То, как она это произносит, показывает, что Рамона проводила с этой женщиной время, они бывали все вместе.
– Как ее зовут?
– Мэрилин. Мэрилин Уэйлз.
Обдумываю сказанное. Настоящий человек, с именем.
– Он ни разу не написал… не объяснился.
– Знаю. Это меня очень злит. Мы ссорились из-за этого. Я говорила ему, что он бессовестно груб. А он мне – не могу, дескать, умолял меня написать тебе, рассказать, а я, вот честно, отказалась.
Меня как будто высекли, каждое слово – плеть.
– Ты знала, что я жду, – произношу я медленно, голос крепнет, – и не избавила меня от мучений?
– Кристина? – выкликает мама сверху. – Все в порядке?
Я не свожу с Рамоны взгляда, она смотрит на меня в упор, глаза у нее наполняются слезами.

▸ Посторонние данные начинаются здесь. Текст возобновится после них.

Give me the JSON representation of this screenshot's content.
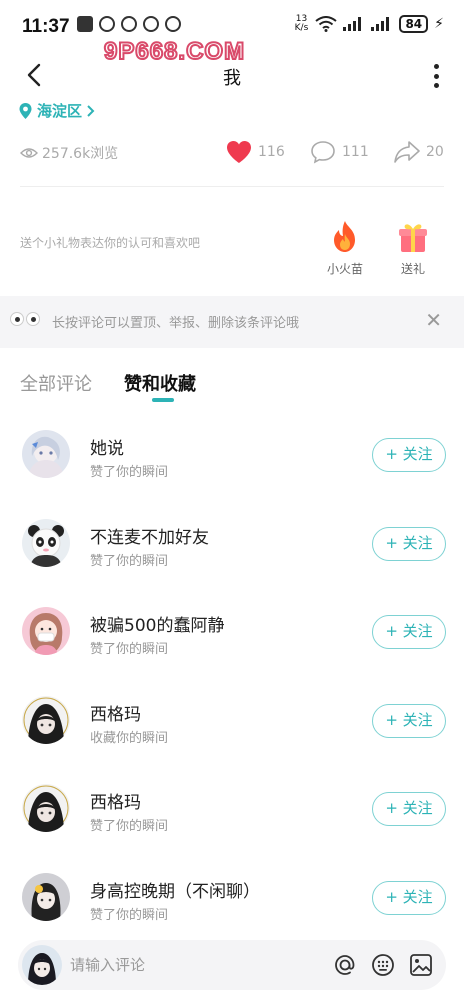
{
  "status_bar": {
    "time": "11:37",
    "net_speed_value": "13",
    "net_speed_unit": "K/s",
    "wifi_badge": "6",
    "battery": "84"
  },
  "watermark": "9P668.COM",
  "header": {
    "title": "我"
  },
  "location": {
    "label": "海淀区"
  },
  "stats": {
    "views": "257.6k浏览",
    "likes": "116",
    "comments": "111",
    "shares": "20"
  },
  "gifts": {
    "prompt": "送个小礼物表达你的认可和喜欢吧",
    "items": [
      {
        "label": "小火苗",
        "icon": "flame-icon"
      },
      {
        "label": "送礼",
        "icon": "gift-icon"
      }
    ]
  },
  "tip": {
    "text": "长按评论可以置顶、举报、删除该条评论哦"
  },
  "tabs": [
    {
      "label": "全部评论",
      "active": false
    },
    {
      "label": "赞和收藏",
      "active": true
    }
  ],
  "users": [
    {
      "name": "她说",
      "action": "赞了你的瞬间",
      "follow": "+ 关注"
    },
    {
      "name": "不连麦不加好友",
      "action": "赞了你的瞬间",
      "follow": "+ 关注"
    },
    {
      "name": "被骗500的蠢阿静",
      "action": "赞了你的瞬间",
      "follow": "+ 关注"
    },
    {
      "name": "西格玛",
      "action": "收藏你的瞬间",
      "follow": "+ 关注"
    },
    {
      "name": "西格玛",
      "action": "赞了你的瞬间",
      "follow": "+ 关注"
    },
    {
      "name": "身高控晚期（不闲聊）",
      "action": "赞了你的瞬间",
      "follow": "+ 关注"
    }
  ],
  "comment_bar": {
    "placeholder": "请输入评论"
  },
  "colors": {
    "accent": "#2db3b6",
    "like": "#ef3a4f",
    "watermark": "#d94a6a"
  }
}
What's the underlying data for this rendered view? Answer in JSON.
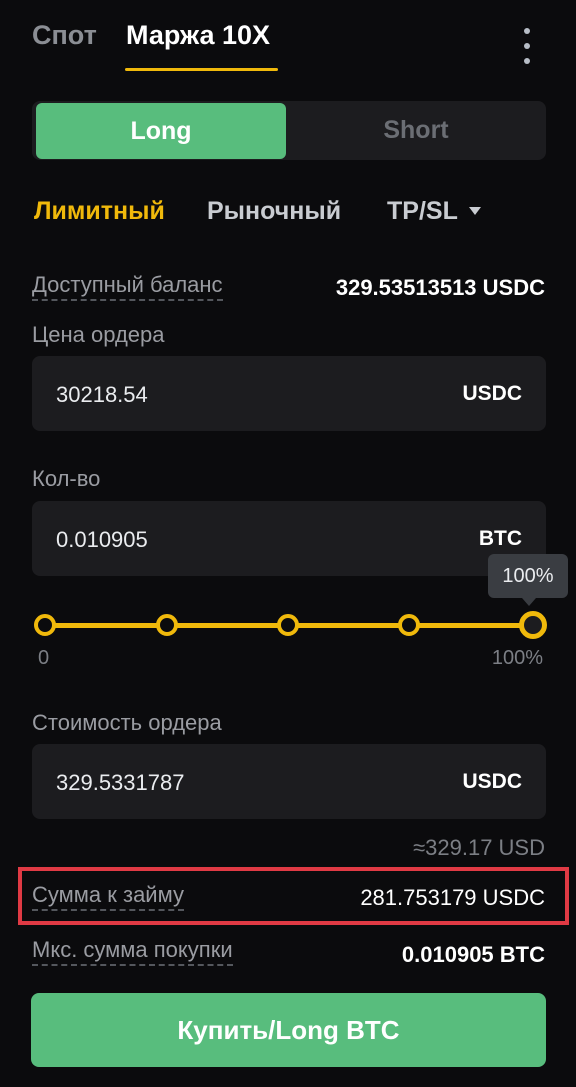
{
  "tabs": {
    "spot": "Спот",
    "margin": "Маржа 10X"
  },
  "side_toggle": {
    "long": "Long",
    "short": "Short"
  },
  "order_types": {
    "limit": "Лимитный",
    "market": "Рыночный",
    "tpsl": "TP/SL"
  },
  "balance": {
    "label": "Доступный баланс",
    "value": "329.53513513 USDC"
  },
  "price": {
    "label": "Цена ордера",
    "value": "30218.54",
    "unit": "USDC"
  },
  "quantity": {
    "label": "Кол-во",
    "value": "0.010905",
    "unit": "BTC"
  },
  "slider": {
    "tooltip": "100%",
    "min_label": "0",
    "max_label": "100%",
    "percent": 100,
    "steps": [
      0,
      25,
      50,
      75,
      100
    ]
  },
  "order_value": {
    "label": "Стоимость ордера",
    "value": "329.5331787",
    "unit": "USDC",
    "approx": "≈329.17 USD"
  },
  "borrow": {
    "label": "Сумма к займу",
    "value": "281.753179 USDC"
  },
  "max_buy": {
    "label": "Мкс. сумма покупки",
    "value": "0.010905 BTC"
  },
  "buy_button": {
    "label": "Купить/Long BTC"
  },
  "colors": {
    "accent": "#f0b90b",
    "buy": "#58bd7d",
    "highlight": "#e03a44"
  },
  "icons": {
    "menu": "kebab-menu-icon",
    "dropdown": "triangle-down-icon"
  }
}
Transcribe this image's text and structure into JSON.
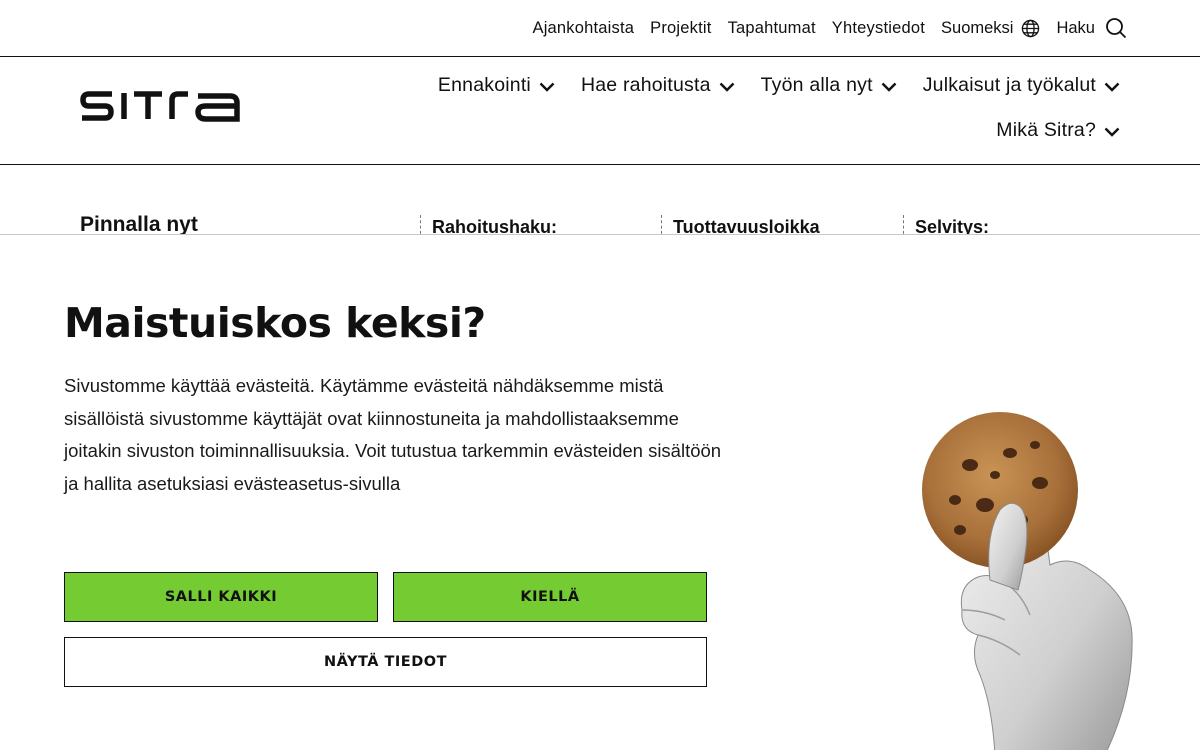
{
  "topbar": {
    "links": [
      "Ajankohtaista",
      "Projektit",
      "Tapahtumat",
      "Yhteystiedot"
    ],
    "language": "Suomeksi",
    "search": "Haku"
  },
  "header": {
    "logo_text": "SITRA",
    "nav": [
      "Ennakointi",
      "Hae rahoitusta",
      "Työn alla nyt",
      "Julkaisut ja työkalut",
      "Mikä Sitra?"
    ]
  },
  "strip": {
    "title": "Pinnalla nyt",
    "items": [
      "Rahoitushaku:",
      "Tuottavuusloikka",
      "Selvitys:"
    ]
  },
  "cookie_modal": {
    "title": "Maistuiskos keksi?",
    "body": "Sivustomme käyttää evästeitä. Käytämme evästeitä nähdäksemme mistä sisällöistä sivustomme käyttäjät ovat kiinnostuneita ja mahdollistaaksemme joitakin sivuston toiminnallisuuksia. Voit tutustua tarkemmin evästeiden sisältöön ja hallita asetuksiasi evästeasetus-sivulla",
    "allow_all": "SALLI KAIKKI",
    "deny": "KIELLÄ",
    "show_details": "NÄYTÄ TIEDOT"
  },
  "colors": {
    "accent_green": "#74cb32",
    "text": "#111111"
  },
  "icons": [
    "globe-icon",
    "search-icon",
    "chevron-down-icon",
    "cookie-hand-image"
  ]
}
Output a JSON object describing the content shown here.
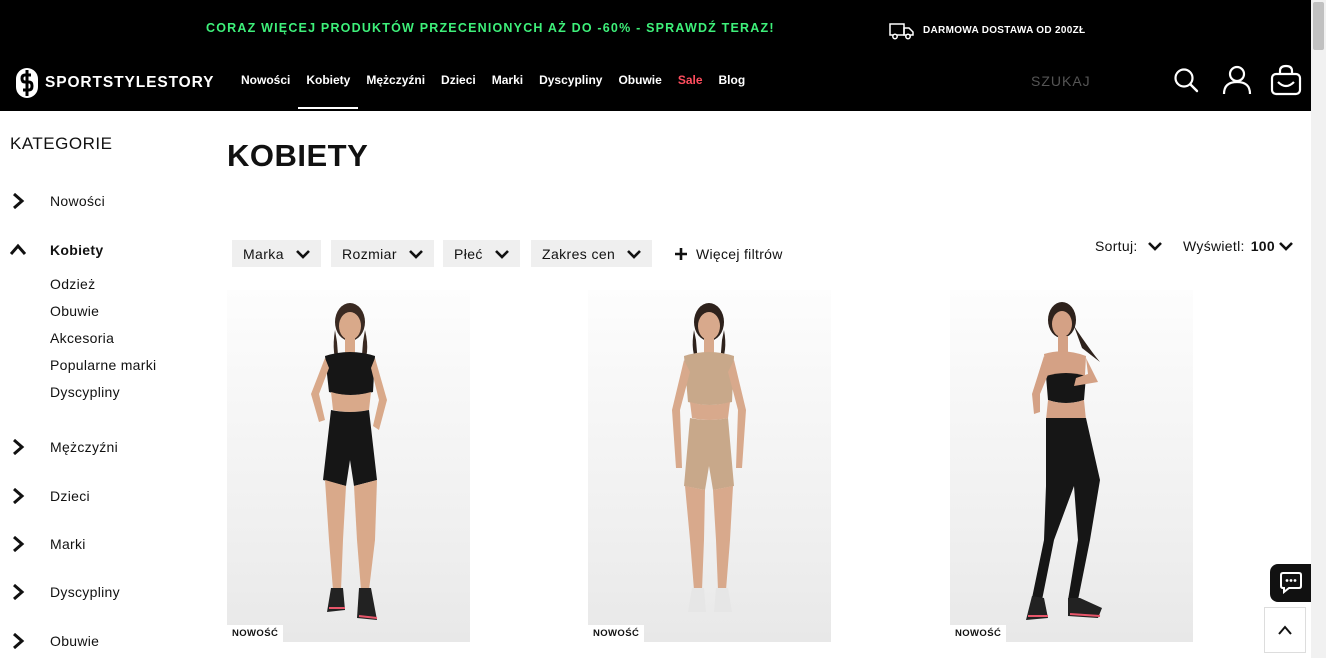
{
  "promo": {
    "text": "CORAZ WIĘCEJ PRODUKTÓW PRZECENIONYCH AŻ DO -60% - SPRAWDŹ TERAZ!",
    "shipping": "DARMOWA DOSTAWA OD 200ZŁ",
    "accent_color": "#3ef07a"
  },
  "header": {
    "logo_text": "SPORTSTYLESTORY",
    "nav": [
      {
        "label": "Nowości"
      },
      {
        "label": "Kobiety",
        "active": true
      },
      {
        "label": "Mężczyźni"
      },
      {
        "label": "Dzieci"
      },
      {
        "label": "Marki"
      },
      {
        "label": "Dyscypliny"
      },
      {
        "label": "Obuwie"
      },
      {
        "label": "Sale"
      },
      {
        "label": "Blog"
      }
    ],
    "sale_color": "#ff4d5e",
    "search_placeholder": "SZUKAJ",
    "icons": [
      "search-icon",
      "user-icon",
      "cart-icon"
    ]
  },
  "sidebar": {
    "title": "KATEGORIE",
    "categories": [
      {
        "label": "Nowości",
        "expanded": false
      },
      {
        "label": "Kobiety",
        "expanded": true,
        "children": [
          "Odzież",
          "Obuwie",
          "Akcesoria",
          "Popularne marki",
          "Dyscypliny"
        ]
      },
      {
        "label": "Mężczyźni",
        "expanded": false
      },
      {
        "label": "Dzieci",
        "expanded": false
      },
      {
        "label": "Marki",
        "expanded": false
      },
      {
        "label": "Dyscypliny",
        "expanded": false
      },
      {
        "label": "Obuwie",
        "expanded": false
      }
    ]
  },
  "main": {
    "title": "KOBIETY",
    "filters": [
      "Marka",
      "Rozmiar",
      "Płeć",
      "Zakres cen"
    ],
    "more_filters": "Więcej filtrów",
    "sort_label": "Sortuj:",
    "show_label": "Wyświetl:",
    "show_value": "100",
    "products": [
      {
        "badge": "NOWOŚĆ",
        "image": "woman-black-crop-top-and-shorts"
      },
      {
        "badge": "NOWOŚĆ",
        "image": "woman-beige-crop-top-and-shorts"
      },
      {
        "badge": "NOWOŚĆ",
        "image": "woman-black-sports-bra-and-leggings"
      }
    ]
  },
  "floating": {
    "icons": [
      "chat-icon",
      "arrow-up-icon"
    ]
  }
}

– Мне страшно жаль, – говорит она.
– Все в порядке, мама, – кричу я в ответ.
– Кто там?
– Рамона Карл.
Мама не отзывается.
– Он тебя не заслужил, – шепчет Рамона.
Качаю головой.
– Да, он смышленый, бывает милым, но, вот честно, – слабак. Я теперь это понимаю.
– Замолчи, – говорю я. – Просто замолчи.
Подаваясь вперед в кресле, Рамона говорит:
– Кристина, послушай. В море найдется и другая рыба.
– Нет, не найдется.
– Найдется. Мы выловим тебе отличную.
– Я отложила удочку, – говорю.
Напряжение вроде как рассеивается. Рамона улыбается. (Трудно ей быть такой серьезной! Не скроена она для такого.)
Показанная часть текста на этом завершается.